Braille without Borders

“Before the opening of the Project, blind children in the Tibet Autonomous Region did not have access to education. They led a life on the margin of society with few chances of integration. According to official statistics 30.000 of the 2.5 million inhabitants of the T.A.R. are blind or highly visually impaired.”
— Braille Without Borders

Braille Matters

“Despite the link between braille literacy and employment, braille literacy rates for school-age blind children have declined from greater than 50 percent (40 years ago) to only 12 percent today. Part of the reason for this decline can be attributed to the mainstreaming of blind students into the public school system, where significantly less time is available for learning braille. Another factor is that many people believed that talking computers would replace the need to learn braille. However, listening alone is not enough. Research shows that braille provides a critical advantage for students to learn grammar, language, math, and science.”
— National Braille Press

World Braille Usage


“World Braille Usage was first published in 1953, and the second edition followed in 1990. The latest 2013 edition is available in a downloadable format as a PDF. ”
— Perkins

“Braille, as the world’s pre-eminent system of touch reading and writing used by people who are blind, continues to be a vital tool of literacy.
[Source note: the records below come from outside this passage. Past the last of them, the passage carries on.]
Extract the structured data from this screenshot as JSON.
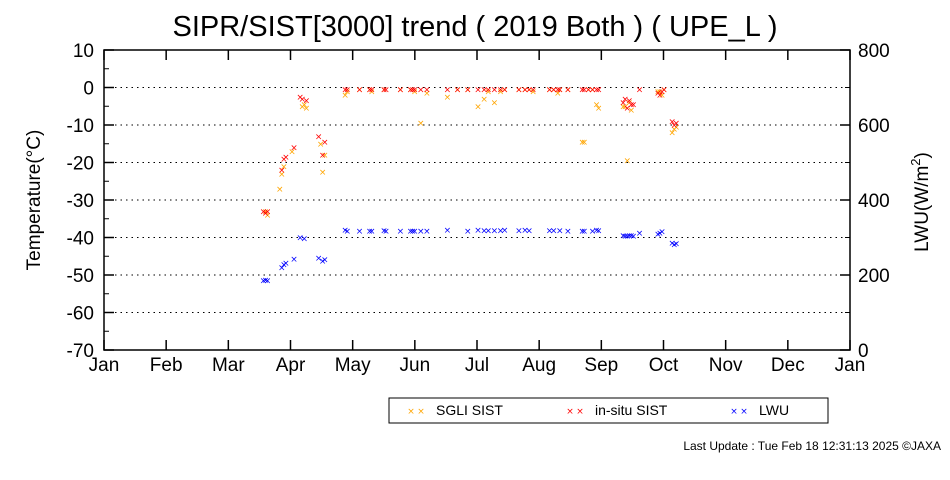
{
  "footer": "Last Update : Tue Feb 18 12:31:13 2025  ©JAXA",
  "chart_data": {
    "type": "scatter",
    "title": "SIPR/SIST[3000] trend ( 2019 Both ) ( UPE_L )",
    "ylabel": "Temperature(°C)",
    "y2label_main": "LWU(W/m",
    "y2label_sup": "2",
    "y2label_end": ")",
    "xlabel": "",
    "x_ticks": [
      "Jan",
      "Feb",
      "Mar",
      "Apr",
      "May",
      "Jun",
      "Jul",
      "Aug",
      "Sep",
      "Oct",
      "Nov",
      "Dec",
      "Jan"
    ],
    "y_ticks": [
      "10",
      "0",
      "-10",
      "-20",
      "-30",
      "-40",
      "-50",
      "-60",
      "-70"
    ],
    "y2_ticks": [
      "800",
      "600",
      "400",
      "200",
      "0"
    ],
    "ylim": [
      -70,
      10
    ],
    "y2lim": [
      0,
      800
    ],
    "grid": "horizontal dotted",
    "legend_placement": "bottom-right",
    "marker": "×",
    "series": [
      {
        "name": "SGLI SIST",
        "color": "#ffa500",
        "axis": "left",
        "points": [
          [
            "2019-03-21",
            -33
          ],
          [
            "2019-03-22",
            -34
          ],
          [
            "2019-03-28",
            -27
          ],
          [
            "2019-03-29",
            -23
          ],
          [
            "2019-03-30",
            -21
          ],
          [
            "2019-04-03",
            -17
          ],
          [
            "2019-04-08",
            -5
          ],
          [
            "2019-04-09",
            -4.5
          ],
          [
            "2019-04-10",
            -5.5
          ],
          [
            "2019-04-17",
            -15
          ],
          [
            "2019-04-18",
            -22.5
          ],
          [
            "2019-04-19",
            -18
          ],
          [
            "2019-04-29",
            -2
          ],
          [
            "2019-04-30",
            -1
          ],
          [
            "2019-05-06",
            -0.5
          ],
          [
            "2019-05-11",
            -0.5
          ],
          [
            "2019-05-12",
            -1
          ],
          [
            "2019-05-18",
            -0.5
          ],
          [
            "2019-05-26",
            -0.5
          ],
          [
            "2019-05-31",
            -0.5
          ],
          [
            "2019-06-02",
            -1
          ],
          [
            "2019-06-05",
            -9.5
          ],
          [
            "2019-06-08",
            -1.5
          ],
          [
            "2019-06-18",
            -2.5
          ],
          [
            "2019-06-23",
            -0.5
          ],
          [
            "2019-06-28",
            -0.5
          ],
          [
            "2019-07-03",
            -5
          ],
          [
            "2019-07-06",
            -3
          ],
          [
            "2019-07-08",
            -1
          ],
          [
            "2019-07-11",
            -4
          ],
          [
            "2019-07-14",
            -1
          ],
          [
            "2019-07-16",
            -0.5
          ],
          [
            "2019-07-23",
            -0.5
          ],
          [
            "2019-07-26",
            -0.5
          ],
          [
            "2019-07-28",
            -0.5
          ],
          [
            "2019-07-30",
            -1
          ],
          [
            "2019-08-07",
            -0.5
          ],
          [
            "2019-08-09",
            -0.5
          ],
          [
            "2019-08-11",
            -1.5
          ],
          [
            "2019-08-12",
            -0.5
          ],
          [
            "2019-08-16",
            -0.5
          ],
          [
            "2019-08-23",
            -14.5
          ],
          [
            "2019-08-24",
            -14.5
          ],
          [
            "2019-08-26",
            -0.5
          ],
          [
            "2019-08-28",
            -0.5
          ],
          [
            "2019-08-30",
            -4.5
          ],
          [
            "2019-08-31",
            -5.5
          ],
          [
            "2019-09-12",
            -5
          ],
          [
            "2019-09-13",
            -5
          ],
          [
            "2019-09-14",
            -19.5
          ],
          [
            "2019-09-15",
            -4
          ],
          [
            "2019-09-16",
            -6
          ],
          [
            "2019-09-29",
            -1
          ],
          [
            "2019-09-30",
            -1
          ],
          [
            "2019-10-01",
            -2
          ],
          [
            "2019-10-02",
            -0.5
          ],
          [
            "2019-10-06",
            -12
          ],
          [
            "2019-10-07",
            -11
          ],
          [
            "2019-10-08",
            -10.5
          ]
        ]
      },
      {
        "name": "in-situ SIST",
        "color": "#ff0000",
        "axis": "left",
        "points": [
          [
            "2019-03-20",
            -33
          ],
          [
            "2019-03-21",
            -33.5
          ],
          [
            "2019-03-22",
            -33
          ],
          [
            "2019-03-29",
            -22
          ],
          [
            "2019-03-30",
            -19
          ],
          [
            "2019-03-31",
            -18.5
          ],
          [
            "2019-04-04",
            -16
          ],
          [
            "2019-04-07",
            -2.5
          ],
          [
            "2019-04-08",
            -3
          ],
          [
            "2019-04-10",
            -3.5
          ],
          [
            "2019-04-16",
            -13
          ],
          [
            "2019-04-18",
            -18
          ],
          [
            "2019-04-19",
            -14.5
          ],
          [
            "2019-04-29",
            -0.5
          ],
          [
            "2019-04-30",
            -0.5
          ],
          [
            "2019-05-06",
            -0.5
          ],
          [
            "2019-05-11",
            -0.5
          ],
          [
            "2019-05-12",
            -0.5
          ],
          [
            "2019-05-18",
            -0.5
          ],
          [
            "2019-05-19",
            -0.5
          ],
          [
            "2019-05-26",
            -0.5
          ],
          [
            "2019-05-31",
            -0.5
          ],
          [
            "2019-06-01",
            -0.5
          ],
          [
            "2019-06-02",
            -0.5
          ],
          [
            "2019-06-05",
            -0.5
          ],
          [
            "2019-06-08",
            -0.5
          ],
          [
            "2019-06-18",
            -0.5
          ],
          [
            "2019-06-23",
            -0.5
          ],
          [
            "2019-06-28",
            -0.5
          ],
          [
            "2019-07-03",
            -0.5
          ],
          [
            "2019-07-06",
            -0.5
          ],
          [
            "2019-07-08",
            -0.5
          ],
          [
            "2019-07-11",
            -0.5
          ],
          [
            "2019-07-14",
            -0.5
          ],
          [
            "2019-07-16",
            -0.5
          ],
          [
            "2019-07-23",
            -0.5
          ],
          [
            "2019-07-26",
            -0.5
          ],
          [
            "2019-07-28",
            -0.5
          ],
          [
            "2019-07-30",
            -0.5
          ],
          [
            "2019-08-07",
            -0.5
          ],
          [
            "2019-08-09",
            -0.5
          ],
          [
            "2019-08-11",
            -0.5
          ],
          [
            "2019-08-12",
            -0.5
          ],
          [
            "2019-08-16",
            -0.5
          ],
          [
            "2019-08-23",
            -0.5
          ],
          [
            "2019-08-24",
            -0.5
          ],
          [
            "2019-08-26",
            -0.5
          ],
          [
            "2019-08-28",
            -0.5
          ],
          [
            "2019-08-30",
            -0.5
          ],
          [
            "2019-08-31",
            -0.5
          ],
          [
            "2019-09-12",
            -4
          ],
          [
            "2019-09-13",
            -3
          ],
          [
            "2019-09-14",
            -5.5
          ],
          [
            "2019-09-15",
            -3.5
          ],
          [
            "2019-09-16",
            -4.5
          ],
          [
            "2019-09-17",
            -4.5
          ],
          [
            "2019-09-20",
            -0.5
          ],
          [
            "2019-09-29",
            -1.5
          ],
          [
            "2019-09-30",
            -2
          ],
          [
            "2019-10-01",
            -1
          ],
          [
            "2019-10-02",
            -0.5
          ],
          [
            "2019-10-06",
            -9
          ],
          [
            "2019-10-07",
            -10
          ],
          [
            "2019-10-08",
            -9.5
          ]
        ]
      },
      {
        "name": "LWU",
        "color": "#0000ff",
        "axis": "right",
        "points": [
          [
            "2019-03-20",
            186
          ],
          [
            "2019-03-21",
            187
          ],
          [
            "2019-03-22",
            186
          ],
          [
            "2019-03-29",
            220
          ],
          [
            "2019-03-30",
            228
          ],
          [
            "2019-03-31",
            232
          ],
          [
            "2019-04-04",
            243
          ],
          [
            "2019-04-07",
            300
          ],
          [
            "2019-04-09",
            298
          ],
          [
            "2019-04-16",
            246
          ],
          [
            "2019-04-18",
            237
          ],
          [
            "2019-04-19",
            242
          ],
          [
            "2019-04-29",
            320
          ],
          [
            "2019-04-30",
            317
          ],
          [
            "2019-05-06",
            318
          ],
          [
            "2019-05-11",
            317
          ],
          [
            "2019-05-12",
            318
          ],
          [
            "2019-05-18",
            319
          ],
          [
            "2019-05-19",
            318
          ],
          [
            "2019-05-26",
            318
          ],
          [
            "2019-05-31",
            318
          ],
          [
            "2019-06-01",
            317
          ],
          [
            "2019-06-02",
            318
          ],
          [
            "2019-06-05",
            318
          ],
          [
            "2019-06-08",
            318
          ],
          [
            "2019-06-18",
            320
          ],
          [
            "2019-06-28",
            317
          ],
          [
            "2019-07-03",
            320
          ],
          [
            "2019-07-06",
            319
          ],
          [
            "2019-07-08",
            319
          ],
          [
            "2019-07-11",
            319
          ],
          [
            "2019-07-14",
            319
          ],
          [
            "2019-07-16",
            320
          ],
          [
            "2019-07-23",
            319
          ],
          [
            "2019-07-26",
            320
          ],
          [
            "2019-07-28",
            319
          ],
          [
            "2019-08-07",
            319
          ],
          [
            "2019-08-09",
            319
          ],
          [
            "2019-08-12",
            319
          ],
          [
            "2019-08-16",
            318
          ],
          [
            "2019-08-23",
            318
          ],
          [
            "2019-08-24",
            317
          ],
          [
            "2019-08-28",
            318
          ],
          [
            "2019-08-30",
            320
          ],
          [
            "2019-08-31",
            319
          ],
          [
            "2019-09-12",
            306
          ],
          [
            "2019-09-13",
            304
          ],
          [
            "2019-09-14",
            304
          ],
          [
            "2019-09-15",
            305
          ],
          [
            "2019-09-16",
            306
          ],
          [
            "2019-09-17",
            304
          ],
          [
            "2019-09-20",
            312
          ],
          [
            "2019-09-29",
            309
          ],
          [
            "2019-09-30",
            312
          ],
          [
            "2019-10-01",
            316
          ],
          [
            "2019-10-06",
            285
          ],
          [
            "2019-10-07",
            281
          ],
          [
            "2019-10-08",
            284
          ]
        ]
      }
    ]
  }
}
Allowing immediate and direct access to written communication, braille has broadened from a method for reading embossed books to a multimodal tool encompassing a myriad of uses, from braille signage and product labeling to refreshable braille displays. As a tool for writing, it also allows a person who is blind to easily record accurate information and access that information quickly for later use.”
— World Braille Usage report

Louis Braille developed the system in 1821, as you can see from the collection of information in this post. The Braille system is critical for education for the blind even after different methods of text to speech technologies have been invented in our computerized society.